Thus, well-consolidated oligarchies are bound to suffer leadership of listlessness, incompetence, or accountability-eroding hyper-competence. Either the regime suffers the traps of oligarchy or the traps of autocracy, sooner or later.

Democracies, on the other hand, never have just one brain in charge. They have thousands, millions of brains which contribute to decision-making. Democracies are constantly self-evaluating, because like our brains, they have freedom of speech. Within our minds, we can think of anything, ask any question, and nothing can stop us. The journalists, citizens, bloggers, and voters in a democracy are like little segments of the democratic hive mind.

The area we humans have the most trouble getting to within our own thoughts, though, is self-criticism. But democracies do this too exceptionally well, by segmenting the brain of society across thousands of key people who pay close attention to decisions and have loud voices to call out other parts of the brain when it screws up. Why do you think America has such a flourishing scene of journalists who mostly exist to criticize America? Democracies contemplate and criticize themselves by design. Autocracies do so only by luck.


But, as just about anyone knows, self-awareness, or self-consciousness, can lead to anxiety and self-doubt. We can become hyper-aware of our own faults, led down a rabbit hole of self-criticism which leaves us blind to our own strengths, obsessed only with what we do wrong and others do better.

The past six years or so have been particularly riddled with such self-doubt, at least in America. We’ve seen all kinds of panic that China is taking the lead, whether it’s economically, militarily, or in popular image with young people. The panic has been that we are slipping behind, that we don’t have what it takes to compete with the likes of the Communist Party of China.

Ordinarily, autocratic states are very bad at economic growth, because of the brain problem; the bigger an economy gets, the more advantageous it is to have a more decentralized brain. The biggest exceptions to that rule, theoretically, are especially resource-rich autocracies, like Saudi Arabia, or the rather special case of China.

Petro-states, for example, are comparatively simple economies. Build wells here and there, sell to these people at this price. This is how global trade can alleviate some of the economic handicaps of autocracy: by using the global wealth generated by more efficient economies to fund a less efficient one and keep a dictatorship afloat.

And while that can work fine for a little while, it’s still very easy to screw up, if the autocracy doesn’t 1) diversify over time (oil runs out one day), or 2) reinvest gains beyond the enrichment of a small clique. The big problem is that both these strategies lessen either the functionality or power of an autocrat. Diversification is harder to centrally manage, and reinvestment creates more wealthy (powerful) people outside the inner circle.
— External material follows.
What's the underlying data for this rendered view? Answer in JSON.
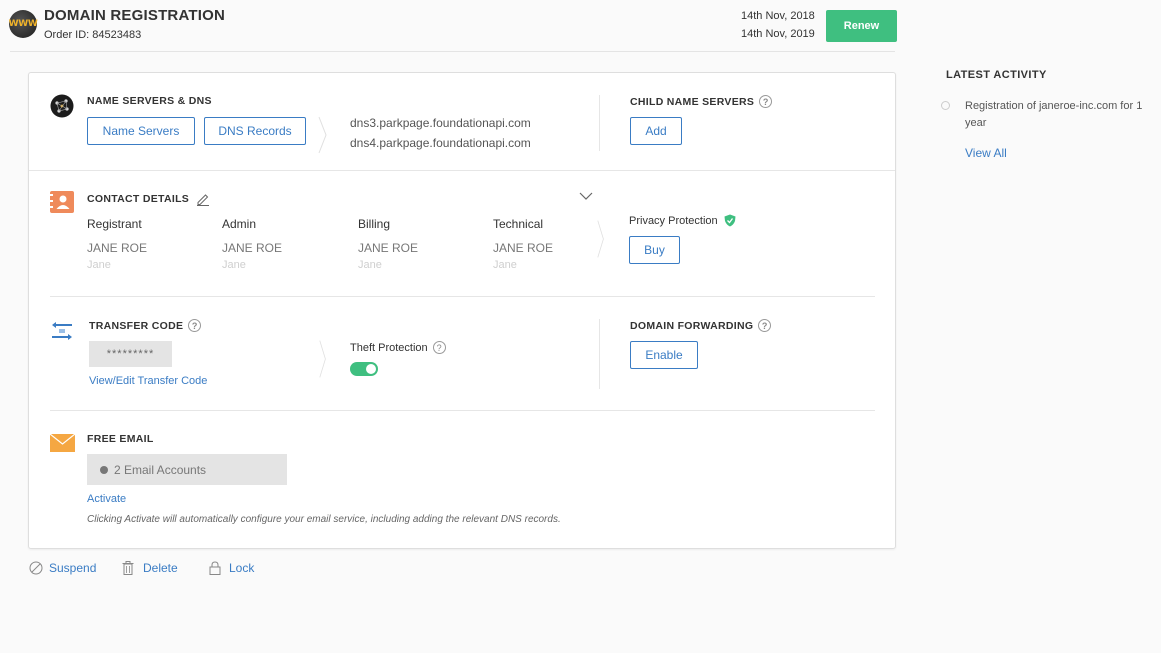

This is the autocratic economy trap, and Russia is a particularly good example of it, which you can read about here.

China is a special case, because the Party seems to have, so far, successfully navigated this trap by liberalizing its economy while maintaining a strict hold on power. China’s astronomic economic growth led a lot of people to believe that the Party had some far-sightedness and hyper-competence—inaccessible to bumbling, stumbling democracies like our own—that was going to lead them to triumph.

This plays to pathologies common to everyone, especially our preference for simplicity. Democracies have long been hard to sell by their functionality (as opposed to their moral value), because human beings aren’t wired to understand the advantages of complexities that go far beyond the capabilities of a single brain. It is, by nature, confusing to us, which is why so many can so easily believe that an authoritarian state like China has unique advantages.


Russia’s invasion of Ukraine, however, has given us all a very clear reminder of how the West can still triumph over closed and oppressive regimes like Russia’s.

Just as global trade can empower autocrats (as it did Putin, as we warned in multiple pieces long before the invasion), reliance on it can also be a great weakness. Much of Putin’s calculus was almost certainly a belief that the West wouldn’t line up against him as strongly as it did. After all, France was negotiating separately, Germany seemed noncommittal (as usual), and it’s understandable for Putin to think that Japan and others wouldn’t want to get involved.

However, the self-consciousness of the West proved its worth. It’s through self-consciousness that we as people come to understand ourselves as having an identity tied to ideas and beliefs, rather than simply self-interest, and democracies too experience this strongly. What makes for the most reliable friend? Is it the one with which you only ever interact when it’s of some mutual benefit, or is it the one with which you share a common philosophy and set of values? In my life at least, it’s been the latter. That defines the alliance of the West.

Would Russia invade a NATO member? Of course not; what would there be to gain? There could be only losses for Moscow. Therefore, the invasion of Ukraine in no way amounts to a genuine security threat for NATO. Mutual security cannot account for the West’s collaboration on sanctions as far-reaching and mutually harmful as we have seen. There is a perception of shared identity and values at stake: the symbolic encroachment of a despot into the land of a free people.

Despots even of a similar stripe who perceive their interests as related will never have such an easy time cooperating so extensively; thus, China’s recent trepidation about events in Ukraine is unsurprising. Interests change more easily than shared values. Thus, a globalized economy remains a greater power of the West than of any autocrats.

The extent of the response, too, has been fueled by the same self-consciousness which brought so many to believe we were doomed to fail compared to China. A self-doubting belief that the end was nigh fueled a panic that resulted in the most extensive sanctions in the world, not to mention the vast funds and supplies being provided to the Ukrainian military.

That’s all without mentioning that a profound lack of self-awareness likely fueled the thus-far apparently bungled invasion of Ukraine. Putin, an autocrat’s autocrat, has spent the last two years in remarkable isolation, refusing to meet with people in person without them quarantining for ten days first. His isolation and the manner in which the invasion has played out strategically suggest that the whole affair is an exercise in the blind spots of autocracy: bad advisers and overconfidence.


This is the core advantage the West retains moving into the future, confronting an ever-less certain world order: self-awareness.

Russia’s recent shortcomings are the historical par-for-course for dictatorships; it’s simply how these things go eventually. China’s success thus far has been an impressive show of staving off the disadvantages of a centralized regime, but if Xi continues to consolidate power, the traps of autocracy are more likely to cause him trouble.

When was the last time Xi had to face a vote (a real one) and own up to the consequences of his (inevitable) mistakes, or the last time he had to get press briefings for weeks on end of him being ridiculed on nightly TV? When Hong Kong protesters compared his likeness to Winnie the Pooh’s, for example, they were thrown in jail. It’s hard to imagine Xi doesn’t operate in something of an echo chamber.

The West’s self-awareness, the inability of political leadership to insulate itself entirely from criticism, analysis, and, most importantly, punishment in elections will continue to give liberal democracy a natural edge. The West has accountability mechanisms which punish mistakes and reward successes far more frequently, if imperfectly.

Autocrats, dictators, leaders of tight authoritarian regimes, they all have incentives to do their jobs well, of course. Placating the people makes life much easier. However, it takes a very particular brain to manage that course well, and all manner of traps abound.